Die Katastrophe Weiter

Theresa May – who has quickly learned that the only purpose of her job is to look after Theresa May – has announced that she will trigger Article 50 by the end of March 2017. This would mean the UK is no longer part of the EU by the middle of 2019.Killer Whale hunting fish in shoal

Actually, she hasn’t really said anything we didn’t already suspect. But even so, one piece of advice I would give her before she gets too wound up in her ego is that she remembers that the slightly-less-than 52% who voted to leave the EU were not all Tory voters in the first place, and once the inevitable downturn in the economy kicks in, even less of them will be. In effect, Brexit will cost her her job – just as it did David Cameron before her.

Cameron f–ked up the country by allowing the Referendum in the first place. May is simply f—king up the still-twitching corpse he left behind.

Theresa May still has time to see sense and stop Brexit, but I don’t think she will because she is simply playing a political game which she believes is to her own advantage. She is incapable of seeing that it is not to anyone else’s advantage beyond being seen to comply with some ridiculous definition of the word “democracy”.

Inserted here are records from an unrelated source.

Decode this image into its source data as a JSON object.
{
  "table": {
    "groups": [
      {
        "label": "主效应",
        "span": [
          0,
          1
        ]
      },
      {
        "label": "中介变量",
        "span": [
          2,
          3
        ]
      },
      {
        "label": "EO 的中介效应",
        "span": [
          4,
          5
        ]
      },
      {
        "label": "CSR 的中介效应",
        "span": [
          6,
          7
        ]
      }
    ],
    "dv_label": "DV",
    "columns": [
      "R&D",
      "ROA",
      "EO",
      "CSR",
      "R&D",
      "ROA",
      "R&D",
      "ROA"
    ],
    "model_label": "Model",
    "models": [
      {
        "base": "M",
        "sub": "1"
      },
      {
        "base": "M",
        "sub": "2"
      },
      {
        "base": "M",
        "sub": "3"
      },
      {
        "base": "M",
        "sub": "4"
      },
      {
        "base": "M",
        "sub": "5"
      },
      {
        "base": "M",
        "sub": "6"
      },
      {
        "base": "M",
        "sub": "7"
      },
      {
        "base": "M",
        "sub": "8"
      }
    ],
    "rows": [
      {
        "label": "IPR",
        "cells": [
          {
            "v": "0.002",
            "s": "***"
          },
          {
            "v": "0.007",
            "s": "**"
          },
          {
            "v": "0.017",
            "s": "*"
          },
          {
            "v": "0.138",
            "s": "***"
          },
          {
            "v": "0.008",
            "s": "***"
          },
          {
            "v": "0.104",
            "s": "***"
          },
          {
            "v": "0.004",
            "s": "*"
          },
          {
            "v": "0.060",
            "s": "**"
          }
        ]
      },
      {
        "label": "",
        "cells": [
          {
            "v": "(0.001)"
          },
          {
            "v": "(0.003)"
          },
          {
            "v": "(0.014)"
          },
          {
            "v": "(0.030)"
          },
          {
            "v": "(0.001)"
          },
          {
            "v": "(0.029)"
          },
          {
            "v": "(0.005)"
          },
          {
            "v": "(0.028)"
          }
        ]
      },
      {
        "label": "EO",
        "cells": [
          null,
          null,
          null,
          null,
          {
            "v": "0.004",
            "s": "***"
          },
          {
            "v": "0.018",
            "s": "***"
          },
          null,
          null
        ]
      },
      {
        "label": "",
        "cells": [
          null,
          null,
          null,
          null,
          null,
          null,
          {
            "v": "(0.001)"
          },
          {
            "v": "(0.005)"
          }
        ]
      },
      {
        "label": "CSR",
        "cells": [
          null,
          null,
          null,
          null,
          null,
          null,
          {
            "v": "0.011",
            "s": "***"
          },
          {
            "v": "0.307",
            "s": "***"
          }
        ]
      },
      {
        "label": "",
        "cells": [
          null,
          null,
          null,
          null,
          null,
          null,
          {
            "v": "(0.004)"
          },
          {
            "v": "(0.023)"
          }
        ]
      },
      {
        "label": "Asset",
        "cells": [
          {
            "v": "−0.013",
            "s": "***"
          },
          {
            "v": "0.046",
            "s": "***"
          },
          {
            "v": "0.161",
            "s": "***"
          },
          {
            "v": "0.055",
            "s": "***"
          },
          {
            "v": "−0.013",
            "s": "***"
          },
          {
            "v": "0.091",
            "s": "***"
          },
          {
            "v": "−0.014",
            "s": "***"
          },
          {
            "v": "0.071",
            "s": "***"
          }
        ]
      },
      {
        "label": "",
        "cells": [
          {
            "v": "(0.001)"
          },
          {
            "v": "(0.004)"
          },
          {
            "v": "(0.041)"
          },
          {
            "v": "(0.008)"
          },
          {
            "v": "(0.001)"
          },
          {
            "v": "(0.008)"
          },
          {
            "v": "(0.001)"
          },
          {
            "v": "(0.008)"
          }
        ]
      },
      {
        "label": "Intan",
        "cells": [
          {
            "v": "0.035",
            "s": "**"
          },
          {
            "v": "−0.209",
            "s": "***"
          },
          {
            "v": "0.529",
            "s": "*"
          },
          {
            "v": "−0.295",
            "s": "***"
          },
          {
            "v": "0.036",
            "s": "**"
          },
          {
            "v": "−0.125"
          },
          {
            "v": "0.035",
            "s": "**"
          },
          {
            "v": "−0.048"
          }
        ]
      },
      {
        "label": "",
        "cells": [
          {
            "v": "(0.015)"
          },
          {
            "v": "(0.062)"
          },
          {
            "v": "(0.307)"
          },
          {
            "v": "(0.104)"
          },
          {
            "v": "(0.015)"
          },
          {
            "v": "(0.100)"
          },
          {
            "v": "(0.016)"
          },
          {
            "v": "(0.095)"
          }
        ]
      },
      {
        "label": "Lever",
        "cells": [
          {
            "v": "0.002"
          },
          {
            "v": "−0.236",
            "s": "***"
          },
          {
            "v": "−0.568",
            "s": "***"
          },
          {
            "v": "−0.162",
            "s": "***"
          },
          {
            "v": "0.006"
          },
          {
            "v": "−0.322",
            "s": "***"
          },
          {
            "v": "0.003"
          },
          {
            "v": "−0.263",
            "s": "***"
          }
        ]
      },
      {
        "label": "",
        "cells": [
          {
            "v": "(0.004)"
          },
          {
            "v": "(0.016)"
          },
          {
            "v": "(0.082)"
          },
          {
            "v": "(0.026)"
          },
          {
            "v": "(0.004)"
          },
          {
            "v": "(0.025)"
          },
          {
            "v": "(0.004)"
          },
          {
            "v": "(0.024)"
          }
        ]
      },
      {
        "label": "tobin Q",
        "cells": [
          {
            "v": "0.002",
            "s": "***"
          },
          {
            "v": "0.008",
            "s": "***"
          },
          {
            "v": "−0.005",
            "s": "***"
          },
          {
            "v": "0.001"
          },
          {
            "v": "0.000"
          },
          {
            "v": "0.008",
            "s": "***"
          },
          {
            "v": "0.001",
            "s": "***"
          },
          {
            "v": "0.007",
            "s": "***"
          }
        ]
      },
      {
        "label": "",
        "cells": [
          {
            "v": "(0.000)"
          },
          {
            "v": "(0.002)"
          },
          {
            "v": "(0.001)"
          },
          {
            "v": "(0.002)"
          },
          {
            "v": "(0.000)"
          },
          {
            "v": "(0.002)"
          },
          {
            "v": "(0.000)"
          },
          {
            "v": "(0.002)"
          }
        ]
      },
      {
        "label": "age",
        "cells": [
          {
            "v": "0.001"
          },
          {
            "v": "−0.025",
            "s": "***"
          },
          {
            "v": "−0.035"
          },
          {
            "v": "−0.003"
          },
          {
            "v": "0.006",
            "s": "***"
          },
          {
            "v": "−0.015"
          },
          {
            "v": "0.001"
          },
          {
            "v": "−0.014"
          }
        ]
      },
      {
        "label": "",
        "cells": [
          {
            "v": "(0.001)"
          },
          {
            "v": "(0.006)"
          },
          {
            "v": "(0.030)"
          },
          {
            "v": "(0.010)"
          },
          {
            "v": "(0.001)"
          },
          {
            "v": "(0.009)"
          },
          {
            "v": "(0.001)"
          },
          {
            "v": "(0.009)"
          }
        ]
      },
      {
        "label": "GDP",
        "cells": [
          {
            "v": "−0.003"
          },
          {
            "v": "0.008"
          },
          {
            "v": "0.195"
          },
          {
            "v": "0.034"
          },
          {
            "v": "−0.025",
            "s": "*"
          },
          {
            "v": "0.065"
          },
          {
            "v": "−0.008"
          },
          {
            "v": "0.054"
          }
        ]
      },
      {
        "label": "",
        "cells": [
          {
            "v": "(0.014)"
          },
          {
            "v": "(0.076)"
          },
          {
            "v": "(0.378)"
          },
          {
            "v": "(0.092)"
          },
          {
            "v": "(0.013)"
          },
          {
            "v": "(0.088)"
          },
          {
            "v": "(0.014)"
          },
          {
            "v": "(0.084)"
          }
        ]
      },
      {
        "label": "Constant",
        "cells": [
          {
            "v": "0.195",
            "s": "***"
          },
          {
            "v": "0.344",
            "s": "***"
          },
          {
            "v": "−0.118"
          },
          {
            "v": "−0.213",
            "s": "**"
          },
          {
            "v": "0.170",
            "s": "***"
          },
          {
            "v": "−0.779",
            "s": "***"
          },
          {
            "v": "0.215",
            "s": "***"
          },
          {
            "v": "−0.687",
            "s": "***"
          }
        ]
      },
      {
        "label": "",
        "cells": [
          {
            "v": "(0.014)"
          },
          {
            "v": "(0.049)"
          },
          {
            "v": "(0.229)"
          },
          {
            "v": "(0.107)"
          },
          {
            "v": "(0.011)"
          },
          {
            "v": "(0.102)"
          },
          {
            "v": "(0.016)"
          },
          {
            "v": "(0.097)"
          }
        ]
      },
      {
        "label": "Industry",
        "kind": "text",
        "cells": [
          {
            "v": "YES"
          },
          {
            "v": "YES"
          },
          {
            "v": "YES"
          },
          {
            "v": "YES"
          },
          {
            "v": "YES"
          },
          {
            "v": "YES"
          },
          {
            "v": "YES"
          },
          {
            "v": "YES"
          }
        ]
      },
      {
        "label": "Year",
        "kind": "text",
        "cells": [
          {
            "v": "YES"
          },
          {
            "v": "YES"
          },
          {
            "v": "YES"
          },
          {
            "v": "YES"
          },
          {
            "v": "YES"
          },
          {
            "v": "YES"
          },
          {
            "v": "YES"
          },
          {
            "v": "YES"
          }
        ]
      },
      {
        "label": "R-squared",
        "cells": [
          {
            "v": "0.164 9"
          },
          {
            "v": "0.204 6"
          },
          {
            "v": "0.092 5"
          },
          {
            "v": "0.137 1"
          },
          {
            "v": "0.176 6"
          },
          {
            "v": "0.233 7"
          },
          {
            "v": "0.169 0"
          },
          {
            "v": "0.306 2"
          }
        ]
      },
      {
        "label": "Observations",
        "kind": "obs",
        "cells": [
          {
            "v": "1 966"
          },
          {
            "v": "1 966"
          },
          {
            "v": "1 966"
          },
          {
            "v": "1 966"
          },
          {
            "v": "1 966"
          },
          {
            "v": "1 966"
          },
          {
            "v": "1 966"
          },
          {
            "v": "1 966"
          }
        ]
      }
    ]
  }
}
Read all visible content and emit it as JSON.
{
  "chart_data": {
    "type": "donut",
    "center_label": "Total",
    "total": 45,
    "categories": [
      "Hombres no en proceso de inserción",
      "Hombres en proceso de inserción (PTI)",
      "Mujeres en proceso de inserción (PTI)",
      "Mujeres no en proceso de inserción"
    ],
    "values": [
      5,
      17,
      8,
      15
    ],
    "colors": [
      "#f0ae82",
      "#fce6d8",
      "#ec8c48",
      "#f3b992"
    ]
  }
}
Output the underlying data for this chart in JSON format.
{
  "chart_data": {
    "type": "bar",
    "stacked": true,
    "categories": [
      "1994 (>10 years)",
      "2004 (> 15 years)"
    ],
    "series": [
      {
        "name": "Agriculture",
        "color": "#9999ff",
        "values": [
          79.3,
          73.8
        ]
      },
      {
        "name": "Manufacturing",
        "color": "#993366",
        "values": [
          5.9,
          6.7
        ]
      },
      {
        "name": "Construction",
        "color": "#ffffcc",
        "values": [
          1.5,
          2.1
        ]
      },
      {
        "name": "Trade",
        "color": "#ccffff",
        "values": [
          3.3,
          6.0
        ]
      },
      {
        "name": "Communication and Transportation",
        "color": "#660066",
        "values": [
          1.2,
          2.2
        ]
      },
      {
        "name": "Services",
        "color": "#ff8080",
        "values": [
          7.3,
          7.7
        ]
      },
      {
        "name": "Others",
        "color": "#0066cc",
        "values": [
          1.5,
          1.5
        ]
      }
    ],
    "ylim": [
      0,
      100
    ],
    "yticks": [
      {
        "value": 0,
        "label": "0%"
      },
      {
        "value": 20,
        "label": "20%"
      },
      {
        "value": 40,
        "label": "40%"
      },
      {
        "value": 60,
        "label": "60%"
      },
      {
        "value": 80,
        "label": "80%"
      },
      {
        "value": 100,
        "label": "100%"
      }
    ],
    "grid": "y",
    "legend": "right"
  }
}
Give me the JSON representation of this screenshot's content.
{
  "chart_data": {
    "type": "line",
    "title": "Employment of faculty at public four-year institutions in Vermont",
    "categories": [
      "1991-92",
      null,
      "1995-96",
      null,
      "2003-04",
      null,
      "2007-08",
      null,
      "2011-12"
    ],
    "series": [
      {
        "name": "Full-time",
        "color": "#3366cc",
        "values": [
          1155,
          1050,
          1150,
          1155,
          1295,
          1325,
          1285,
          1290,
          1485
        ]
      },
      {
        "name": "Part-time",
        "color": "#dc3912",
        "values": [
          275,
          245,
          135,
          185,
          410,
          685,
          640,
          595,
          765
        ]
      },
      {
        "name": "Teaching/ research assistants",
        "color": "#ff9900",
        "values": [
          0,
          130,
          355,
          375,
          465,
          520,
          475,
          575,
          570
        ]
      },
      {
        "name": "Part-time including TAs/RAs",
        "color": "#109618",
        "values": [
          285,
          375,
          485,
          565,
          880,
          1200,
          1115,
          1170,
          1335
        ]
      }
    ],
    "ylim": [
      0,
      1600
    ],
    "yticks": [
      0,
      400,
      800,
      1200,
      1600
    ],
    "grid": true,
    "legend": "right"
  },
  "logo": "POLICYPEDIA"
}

I still live in hope that someone else will come up with a way of preventing Brexit happening. If it goes ahead, I can say with absolute certainty that it has effectively screwed up the rest of my life. I can also be quite sure that it has damaged or screwed up the lives of this generation’s children, and probably those of at least another two or three generations beyond that. And that assumes that the world remains as it is today, and that some insane despot doesn’t appear on the horizon.

Leaving the EU is the WRONG DECISION. Holding a referendum was the WRONG DECISION. Everyone with even the smallest amount of intelligence – including Theresa May, who was against Brexit – knows it.


At close of play on Friday, GBP stood at $1.297 – that’s 12.6% below what it was before the Referendum. It is only about 0.5% higher than its lowest post-Referendum price, and 3.5% below the highest it has been post-Referendum.